Выздоравливающий, который весь день отдыхает среди цветника или в плодовом саду, вдыхая запахи цветов и фруктов, не так глубоко запечатлевает все те безделицы, что занимают его досуг, как я проникался этими красками, этими ароматами, которых мои взгляды искали в девушках и нежность которых в конце концов сливалась с моим существом.

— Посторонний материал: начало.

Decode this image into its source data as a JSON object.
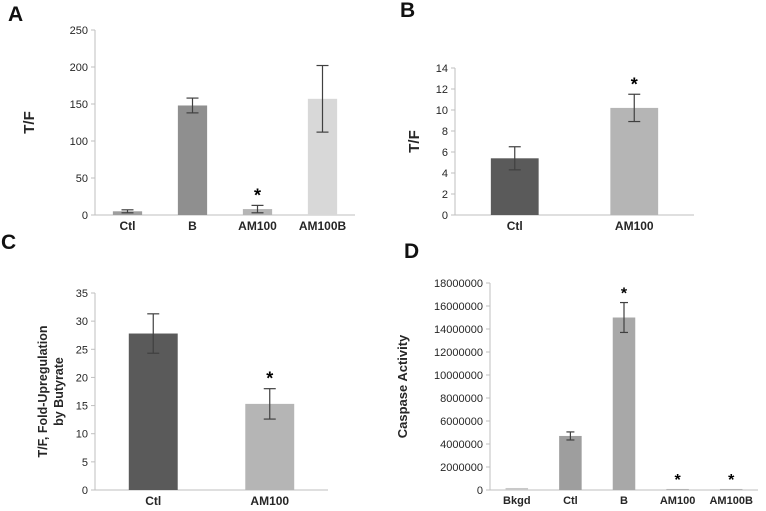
{
  "figure": {
    "background": "#ffffff",
    "text_color": "#262626",
    "axis_color": "#bfbfbf",
    "error_bar_color": "#404040",
    "panels": [
      {
        "letter": "A"
      },
      {
        "letter": "B"
      },
      {
        "letter": "C"
      },
      {
        "letter": "D"
      }
    ]
  },
  "chart_data": [
    {
      "panel": "A",
      "type": "bar",
      "title": "",
      "xlabel": "",
      "ylabel": "T/F",
      "categories": [
        "Ctl",
        "B",
        "AM100",
        "AM100B"
      ],
      "values": [
        5,
        148,
        8,
        157
      ],
      "errors": [
        2,
        10,
        5,
        45
      ],
      "significant": [
        false,
        false,
        true,
        false
      ],
      "significance_marker": "*",
      "bar_colors": [
        "#9e9e9e",
        "#8f8f8f",
        "#b5b5b5",
        "#d8d8d8"
      ],
      "ylim": [
        0,
        250
      ],
      "yticks": [
        0,
        50,
        100,
        150,
        200,
        250
      ],
      "grid": false,
      "legend": false
    },
    {
      "panel": "B",
      "type": "bar",
      "title": "",
      "xlabel": "",
      "ylabel": "T/F",
      "categories": [
        "Ctl",
        "AM100"
      ],
      "values": [
        5.4,
        10.2
      ],
      "errors": [
        1.1,
        1.3
      ],
      "significant": [
        false,
        true
      ],
      "significance_marker": "*",
      "bar_colors": [
        "#5a5a5a",
        "#b5b5b5"
      ],
      "ylim": [
        0,
        14
      ],
      "yticks": [
        0,
        2,
        4,
        6,
        8,
        10,
        12,
        14
      ],
      "grid": false,
      "legend": false
    },
    {
      "panel": "C",
      "type": "bar",
      "title": "",
      "xlabel": "",
      "ylabel": [
        "T/F, Fold-Upregulation",
        "by Butyrate"
      ],
      "categories": [
        "Ctl",
        "AM100"
      ],
      "values": [
        27.8,
        15.3
      ],
      "errors": [
        3.5,
        2.7
      ],
      "significant": [
        false,
        true
      ],
      "significance_marker": "*",
      "bar_colors": [
        "#5a5a5a",
        "#b5b5b5"
      ],
      "ylim": [
        0,
        35
      ],
      "yticks": [
        0,
        5,
        10,
        15,
        20,
        25,
        30,
        35
      ],
      "grid": false,
      "legend": false
    },
    {
      "panel": "D",
      "type": "bar",
      "title": "",
      "xlabel": "",
      "ylabel": "Caspase Activity",
      "categories": [
        "Bkgd",
        "Ctl",
        "B",
        "AM100",
        "AM100B"
      ],
      "values": [
        175000,
        4700000,
        15000000,
        90000,
        90000
      ],
      "errors": [
        0,
        350000,
        1300000,
        0,
        0
      ],
      "significant": [
        false,
        false,
        true,
        true,
        true
      ],
      "significance_marker": "*",
      "bar_colors": [
        "#c9c9c9",
        "#9e9e9e",
        "#a8a8a8",
        "#b5b5b5",
        "#b5b5b5"
      ],
      "ylim": [
        0,
        18000000
      ],
      "yticks": [
        0,
        2000000,
        4000000,
        6000000,
        8000000,
        10000000,
        12000000,
        14000000,
        16000000,
        18000000
      ],
      "grid": false,
      "legend": false
    }
  ]
}
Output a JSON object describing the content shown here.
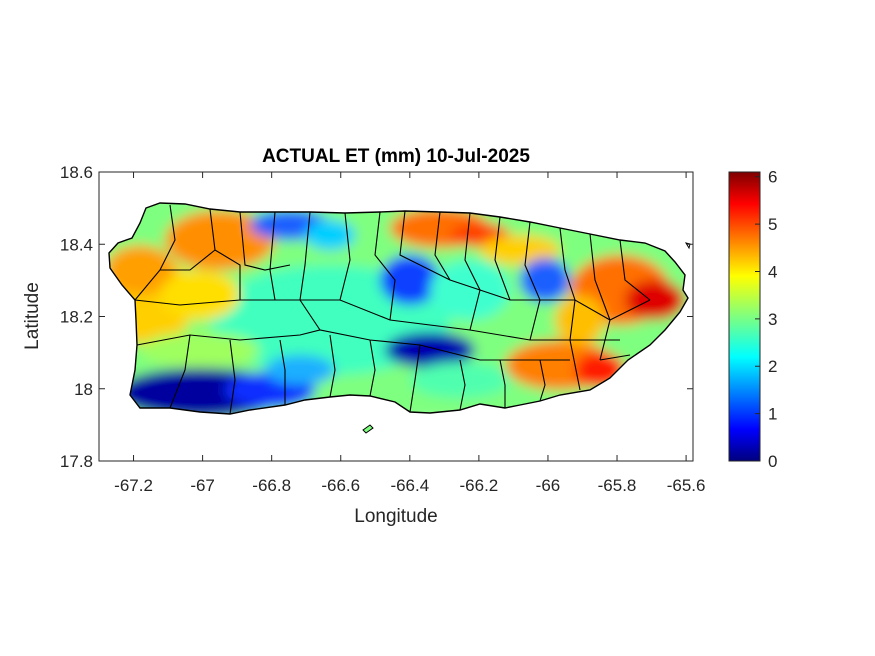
{
  "chart_data": {
    "type": "heatmap",
    "title": "ACTUAL ET (mm) 10-Jul-2025",
    "xlabel": "Longitude",
    "ylabel": "Latitude",
    "xlim": [
      -67.3,
      -65.58
    ],
    "ylim": [
      17.8,
      18.6
    ],
    "xticks": [
      -67.2,
      -67,
      -66.8,
      -66.6,
      -66.4,
      -66.2,
      -66,
      -65.8,
      -65.6
    ],
    "xtick_labels": [
      "-67.2",
      "-67",
      "-66.8",
      "-66.6",
      "-66.4",
      "-66.2",
      "-66",
      "-65.8",
      "-65.6"
    ],
    "yticks": [
      17.8,
      18,
      18.2,
      18.4,
      18.6
    ],
    "ytick_labels": [
      "17.8",
      "18",
      "18.2",
      "18.4",
      "18.6"
    ],
    "colorbar": {
      "colormap": "jet",
      "min": 0,
      "max": 6.1,
      "ticks": [
        0,
        1,
        2,
        3,
        4,
        5,
        6
      ],
      "tick_labels": [
        "0",
        "1",
        "2",
        "3",
        "4",
        "5",
        "6"
      ]
    },
    "grid": false,
    "regions": [
      {
        "name": "northwest",
        "approx_value": 4.4
      },
      {
        "name": "northwest-coast-around-67.0",
        "approx_value": 2.5
      },
      {
        "name": "north-coast-around-66.8",
        "approx_value": 1.2
      },
      {
        "name": "west-coast",
        "approx_value": 4.2
      },
      {
        "name": "north-central-coast",
        "approx_value": 5.2
      },
      {
        "name": "central-east",
        "approx_value": 1.5
      },
      {
        "name": "south-central",
        "approx_value": 0.9
      },
      {
        "name": "southwest-coast",
        "approx_value": 0.3
      },
      {
        "name": "east",
        "approx_value": 5.5
      },
      {
        "name": "southeast",
        "approx_value": 5.3
      },
      {
        "name": "central",
        "approx_value": 3.0
      }
    ]
  },
  "colors": {
    "coastline": "#000000",
    "axes": "#262626",
    "background": "#ffffff"
  }
}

Так виноград становится сладким на солнце. И медленной своей непрерывностью игры эти, такие простые, вызывали во мне чувство расслабленности, как в человеке, который только и делает, что лежит на берегу моря, дышит солью, загорает, и смутное чувство ослепленности, касавшееся даже моих глаз и сочетавшееся с блаженной улыбкой.

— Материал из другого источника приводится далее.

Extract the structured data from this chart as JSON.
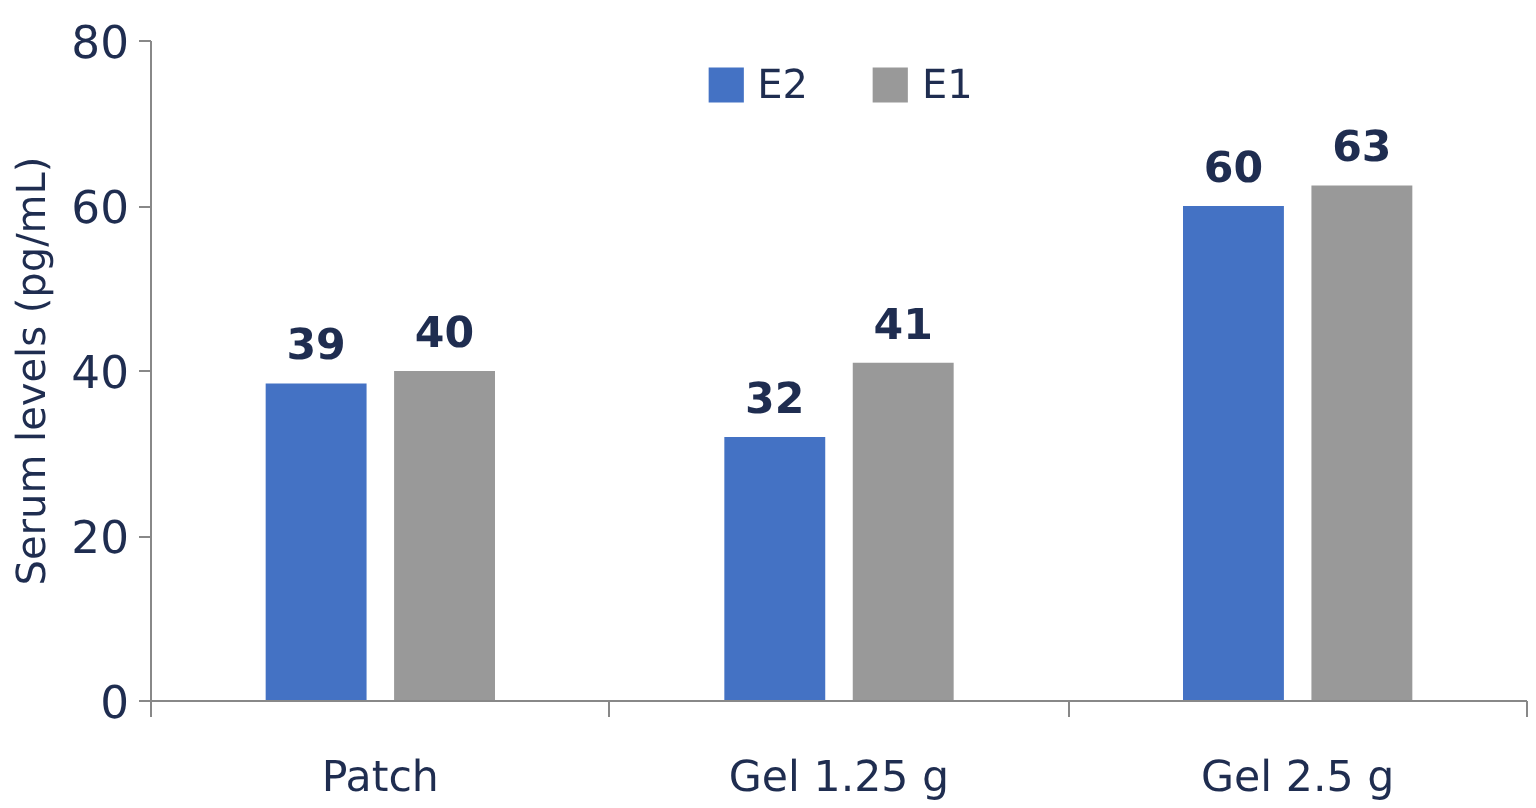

Иногда милый знак внимания со стороны той или иной из девушек порождал во мне широкие вибрации, вытеснявшие на время желания, которые возбуждали во мне остальные. Так, однажды Альбертина сказала: «У кого есть карандаш?» Андре дала ей карандаш, Розамунда бумагу; Альбертина им сказала: «Милые мои девицы, не смейте подсматривать, что я пишу». Постаравшись отчетливо начертить каждую букву на бумаге, которую она прижимала к коленям, она передала мне ее и сказала: «Смотрите, чтоб никто не видел». Тогда я развернул бумажку и прочел написанные ею слова: «Вы мне очень нравитесь».
— Но вместо того, чтоб писать глупости, — воскликнула она, повернувшись к Андре и Розамунде, внезапно перейдя на строгий и стремительный тон, — надо мне показать вам письмо, которое я сегодня утром получила от Жизели. Какая я глупая, оно у меня в кармане, а ведь оно может быть так полезно для нас!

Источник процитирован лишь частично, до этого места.